Novel beginnings and beginning novels with Dana Spiotta
Last Saturday, I took a master class with novelist Dana Spiotta, offered by A Public Space. The topic of the class was “novel beginnings,” and the theme showed up in two ways.
First, what makes a great beginning of a novel? And second, how does a writer begin her own novel? Here are five solids I took back to my desk this week.
On the beginnings of novels
1. The first sentence of a novel is important: tune in!
Those first words set the tone, voice, place, language, and objective of the novel, Dana pointed out. Like the set of instructions that comes with a game, they teach the reader how to “play the game” of this world.
Close-read the beginnings of novels to learn how to write one, Dana said: multiple times, with curiosity, out loud. In the class, we read and discussed the opening pages of several novels.*
From now on, I’m going to read first sentences and pages carefully and repeatedly, and circle back to the first page after finishing. And in my writing—hoo boy, that’s a lot of pressure for one sentence, but knowledge is power, right?
2. Many novels start well before the first sentence.
Q: What’s the first phrase of “Moby Dick?”
A: It’s NOT “Call me Ishmael.” But rather 22 pages of quotes about whales from the Bible, Shakespeare, Darwin, “something unpublished,” folk songs and other sources.
This is liberating for me. I have a several page document full of quotes about WATER, my current obsession and the life-blood of my novel in progress. I’ve been stressing that I’ll need to pick one or two quotes to start the novel. And I’ve been stressing that “no one cares about water.”

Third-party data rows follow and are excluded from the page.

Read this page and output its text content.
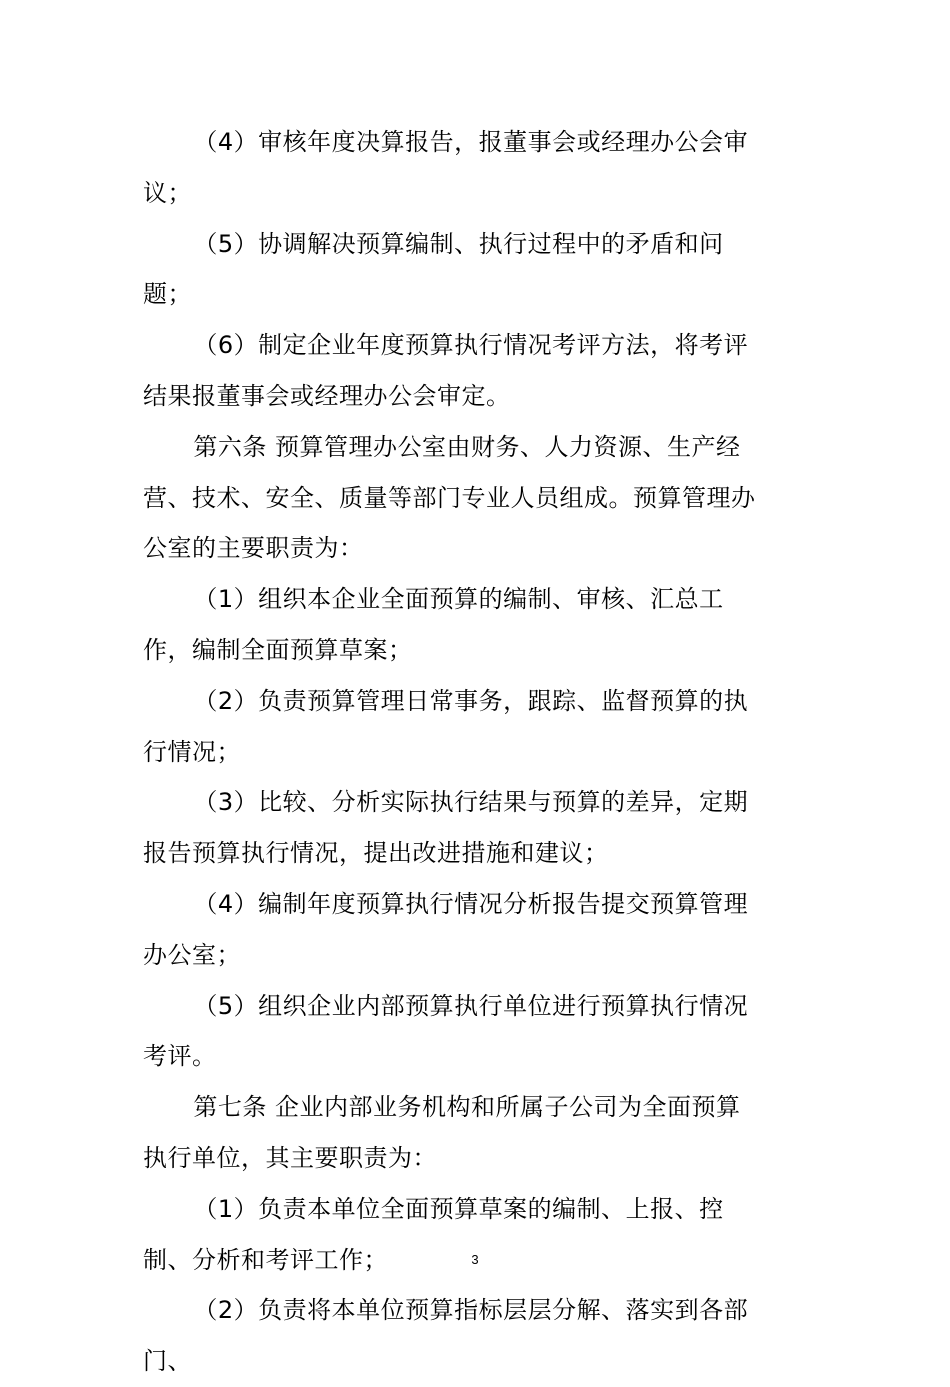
（4）审核年度决算报告，报董事会或经理办公会审议；

（5）协调解决预算编制、执行过程中的矛盾和问题；

（6）制定企业年度预算执行情况考评方法，将考评结果报董事会或经理办公会审定。

第六条 预算管理办公室由财务、人力资源、生产经营、技术、安全、质量等部门专业人员组成。预算管理办公室的主要职责为：

（1）组织本企业全面预算的编制、审核、汇总工作，编制全面预算草案；

（2）负责预算管理日常事务，跟踪、监督预算的执行情况；

（3）比较、分析实际执行结果与预算的差异，定期报告预算执行情况，提出改进措施和建议；

（4）编制年度预算执行情况分析报告提交预算管理办公室；

（5）组织企业内部预算执行单位进行预算执行情况考评。

第七条 企业内部业务机构和所属子公司为全面预算执行单位，其主要职责为：

（1）负责本单位全面预算草案的编制、上报、控制、分析和考评工作；

（2）负责将本单位预算指标层层分解、落实到各部门、

3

If Melville cared that much about whales, which are glorious but distant to most of us, I have full permission to obsess my ass off about water. And keep drinking it, washing in it and loving it just like 100 percent of the humans alive on the planet.
And on beginning your novel
3. Write what you don’t know
Start with questions, not an answer, Dana advises—and I love this. If you write to discover, it’s going to be vital, she said. You want to write about a topic that enchants you all the way through the writing of the book (she said she averages 4 years per novel). And best of all: “You have a secret second life while you’re writing this book.”
4. The right structure for the novel emerges as you progress in writing it.
“You become a structural engineer,” Dana said. You are the god of this novel, within the constraints you’ve set. The key is to begin—and allow the book to evolve.
5. Finish, even if it’s imperfect. Then move on to the next book.
Once you’ve started, it’s a mistake to let a novel writing process drag on, or to start something new, Dana said. This speaks to me: in the past, I’ve started novels with enthusiasm but then fallen into a cycle of doubt, “further research needed,” starting yet another project, and eventual quitting. Of all the good advice from the course, I’m taking this most to heart.
*The most vivid novel openings we studied in the course, in my mind, are from Colson Whitehead’s “The Underground Railroad” and Viet Thanh Nguyen’s “The Sympathizer;” which I’ve read before but saw with new eyes this week. And from Jenny Offill’s “Dept. of Speculation,” which I haven’t read but now want to. (Effective opening!)